Unfortunately, it is difficult to measure physical activity levels objectively in large studies, and our data are based on self-reports. The correlation between self-reported and objective measures of physical activity is low, reflecting the difficulties of correctly capturing those with moderate or nonregular activity levels through self-reports (41). Misclassification attenuates true effect measurements. Moreover, “contamination” in the control district may well have occurred, due to exposure to some of the same media information that was part of the intervention, indicated by a weak positive trend in the stages of change instrument (10).

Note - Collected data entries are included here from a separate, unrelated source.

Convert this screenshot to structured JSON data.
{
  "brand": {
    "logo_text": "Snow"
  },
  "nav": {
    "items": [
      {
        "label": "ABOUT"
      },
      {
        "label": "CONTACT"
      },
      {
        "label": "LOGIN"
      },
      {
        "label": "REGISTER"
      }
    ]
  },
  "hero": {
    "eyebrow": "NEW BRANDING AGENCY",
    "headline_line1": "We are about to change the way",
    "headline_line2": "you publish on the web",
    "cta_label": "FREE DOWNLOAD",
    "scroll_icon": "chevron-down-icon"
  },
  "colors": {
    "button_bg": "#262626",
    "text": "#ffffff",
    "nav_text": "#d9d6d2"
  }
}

Several of these factors indicate that the observed effect on physical activity is likely to be an underestimate. Furthermore, the effects on biological measurements that are known to be related to physical activity levels indicate that the intervention was effective. The inclusion of potential psychosocial mediators and variables measuring exposure to different intervention components enables us to assess further how the intervention worked (19,42), an important issue for future research (6). Restricting the focus to physical activity only may have made the exposure to the intervention sufficiently intense to result in behavioral change at the community level, even with the limited resources used. Other benefits of this approach, also with the potential to improve health, may be increased collective self-efficacy, sense of cohesion, and the building of social capital in the community (30).

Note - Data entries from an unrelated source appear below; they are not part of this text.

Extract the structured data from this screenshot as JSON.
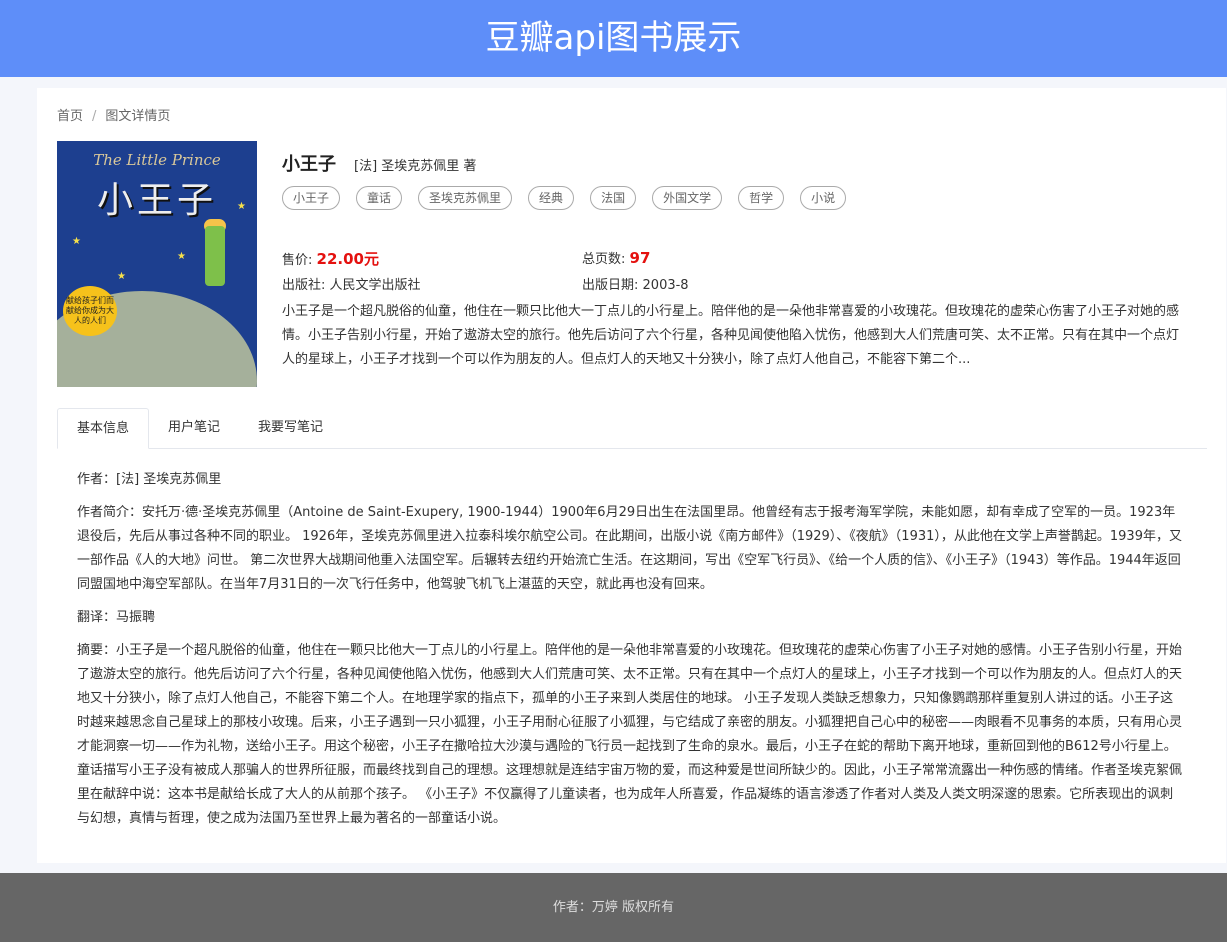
{
  "header": {
    "title": "豆瓣api图书展示"
  },
  "breadcrumb": {
    "home": "首页",
    "separator": "/",
    "current": "图文详情页"
  },
  "cover": {
    "title_en": "The Little Prince",
    "title_cn": "小王子",
    "badge": "献给孩子们而献给你成为大人的人们"
  },
  "book": {
    "title": "小王子",
    "author": "[法] 圣埃克苏佩里  著",
    "tags": [
      "小王子",
      "童话",
      "圣埃克苏佩里",
      "经典",
      "法国",
      "外国文学",
      "哲学",
      "小说"
    ],
    "price_label": "售价:",
    "price": "22.00元",
    "pages_label": "总页数:",
    "pages": "97",
    "publisher_label": "出版社:",
    "publisher": "人民文学出版社",
    "pubdate_label": "出版日期:",
    "pubdate": "2003-8",
    "summary_short": "小王子是一个超凡脱俗的仙童，他住在一颗只比他大一丁点儿的小行星上。陪伴他的是一朵他非常喜爱的小玫瑰花。但玫瑰花的虚荣心伤害了小王子对她的感情。小王子告别小行星，开始了遨游太空的旅行。他先后访问了六个行星，各种见闻使他陷入忧伤，他感到大人们荒唐可笑、太不正常。只有在其中一个点灯人的星球上，小王子才找到一个可以作为朋友的人。但点灯人的天地又十分狭小，除了点灯人他自己，不能容下第二个..."
  },
  "tabs": [
    "基本信息",
    "用户笔记",
    "我要写笔记"
  ],
  "details": {
    "author": "作者：[法] 圣埃克苏佩里",
    "author_intro": "作者简介：安托万·德·圣埃克苏佩里（Antoine de Saint-Exupery, 1900-1944）1900年6月29日出生在法国里昂。他曾经有志于报考海军学院，未能如愿，却有幸成了空军的一员。1923年退役后，先后从事过各种不同的职业。 1926年，圣埃克苏佩里进入拉泰科埃尔航空公司。在此期间，出版小说《南方邮件》（1929）、《夜航》（1931），从此他在文学上声誉鹊起。1939年，又一部作品《人的大地》问世。 第二次世界大战期间他重入法国空军。后辗转去纽约开始流亡生活。在这期间，写出《空军飞行员》、《给一个人质的信》、《小王子》（1943）等作品。1944年返回同盟国地中海空军部队。在当年7月31日的一次飞行任务中，他驾驶飞机飞上湛蓝的天空，就此再也没有回来。",
    "translator": "翻译：马振聘",
    "summary": "摘要：小王子是一个超凡脱俗的仙童，他住在一颗只比他大一丁点儿的小行星上。陪伴他的是一朵他非常喜爱的小玫瑰花。但玫瑰花的虚荣心伤害了小王子对她的感情。小王子告别小行星，开始了遨游太空的旅行。他先后访问了六个行星，各种见闻使他陷入忧伤，他感到大人们荒唐可笑、太不正常。只有在其中一个点灯人的星球上，小王子才找到一个可以作为朋友的人。但点灯人的天地又十分狭小，除了点灯人他自己，不能容下第二个人。在地理学家的指点下，孤单的小王子来到人类居住的地球。 小王子发现人类缺乏想象力，只知像鹦鹉那样重复别人讲过的话。小王子这时越来越思念自己星球上的那枝小玫瑰。后来，小王子遇到一只小狐狸，小王子用耐心征服了小狐狸，与它结成了亲密的朋友。小狐狸把自己心中的秘密——肉眼看不见事务的本质，只有用心灵才能洞察一切——作为礼物，送给小王子。用这个秘密，小王子在撒哈拉大沙漠与遇险的飞行员一起找到了生命的泉水。最后，小王子在蛇的帮助下离开地球，重新回到他的B612号小行星上。 童话描写小王子没有被成人那骗人的世界所征服，而最终找到自己的理想。这理想就是连结宇宙万物的爱，而这种爱是世间所缺少的。因此，小王子常常流露出一种伤感的情绪。作者圣埃克絮佩里在献辞中说：这本书是献给长成了大人的从前那个孩子。 《小王子》不仅赢得了儿童读者，也为成年人所喜爱，作品凝练的语言渗透了作者对人类及人类文明深邃的思索。它所表现出的讽刺与幻想，真情与哲理，使之成为法国乃至世界上最为著名的一部童话小说。"
  },
  "footer": {
    "text": "作者：万婷 版权所有"
  }
}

In conclusion, the results indicate that the community-based intervention led to significant health effects on risk factors for type 2 diabetes and cardiovascular disease. Further studies are needed to assess whether changes like those observed translate into a reduction in the incidence of type 2 diabetes and its complications in the longer run and to develop strategies that to a larger degree are feasible for younger women.

The study was mainly financed by the Norwegian Institute of Public Health, the Directorate for Health and Social Affairs, the Norwegian Research Council, the Norwegian Foundation for Health and Rehabilitation, and the Romsås District Administration. The research fellows received grants from the Norwegian Research Council, the Norwegian School of Sport Science, and the Norwegian Association of Local and Regional Authorities.